A 12-0 run to start the third quarter gave the U.S. a 60-35 lead and Puerto Rico never made a serious run the rest of the game. Puerto Rico shot 1-12 from the field in the third quarter as the U.S. really turned up the defense.
Carmelo Anthony led the U.S. with 18 points and Antawn Jamison had 16. Dwyane Wade had 14 points and four assists, while LeBron James contributed 10 points, five assists and four rebounds.

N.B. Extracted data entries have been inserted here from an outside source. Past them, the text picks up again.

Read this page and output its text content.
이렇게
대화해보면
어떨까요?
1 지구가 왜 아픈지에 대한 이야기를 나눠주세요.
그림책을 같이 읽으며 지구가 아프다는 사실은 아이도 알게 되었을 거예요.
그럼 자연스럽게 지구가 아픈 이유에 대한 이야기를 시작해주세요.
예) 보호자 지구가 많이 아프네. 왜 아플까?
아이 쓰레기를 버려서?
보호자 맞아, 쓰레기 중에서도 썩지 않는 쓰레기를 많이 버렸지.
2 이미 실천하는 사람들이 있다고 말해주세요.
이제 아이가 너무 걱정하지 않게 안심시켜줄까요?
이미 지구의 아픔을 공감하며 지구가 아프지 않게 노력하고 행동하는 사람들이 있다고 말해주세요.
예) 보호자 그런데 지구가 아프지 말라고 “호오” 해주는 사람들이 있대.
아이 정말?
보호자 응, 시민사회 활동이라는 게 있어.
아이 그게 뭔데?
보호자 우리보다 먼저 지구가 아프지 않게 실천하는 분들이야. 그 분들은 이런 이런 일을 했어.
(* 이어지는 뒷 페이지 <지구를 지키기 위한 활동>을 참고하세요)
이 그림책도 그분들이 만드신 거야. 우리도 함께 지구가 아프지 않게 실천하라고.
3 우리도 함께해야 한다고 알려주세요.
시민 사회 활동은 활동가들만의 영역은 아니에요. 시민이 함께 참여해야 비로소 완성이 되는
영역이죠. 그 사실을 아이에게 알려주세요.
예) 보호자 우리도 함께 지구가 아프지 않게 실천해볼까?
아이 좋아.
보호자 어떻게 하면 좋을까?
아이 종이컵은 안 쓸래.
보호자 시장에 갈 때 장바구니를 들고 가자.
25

So what does all of this mean? After all, the U.S. soundly defeated Puerto Rico in an exhibition game in 2004 before losing the one that counted in that year's Olympics. I saw three things in this game that I liked for the U.S. One, the defensive energy and intensity were very evident. Shane Battier dove on the floor for a loose ball, Brad Miller flew into the Puerto Rico bench to try to keep a ball in play and the U.S. had many steals and blocks. Two, the U.S. seems to have a better understanding of how to react to the high screen and roll plays that international teams love. Puerto Rico, Argentina and other teams killed the U.S. with those plays in the 2004 Olympics but in this game the U.S. bigs and the U.S. guards were positioned much better and did not give up so many wide open threes. Three, the U.S. used pressure defense and their superior depth to wear down Puerto Rico and create high percentage fast break opportunities. That is how the original, real Dream Team played. The question now is if this U.S. team can continue to do those three things when the games count against the very best international teams. I like the way this team is being coached and the way the players are responding to the coaching.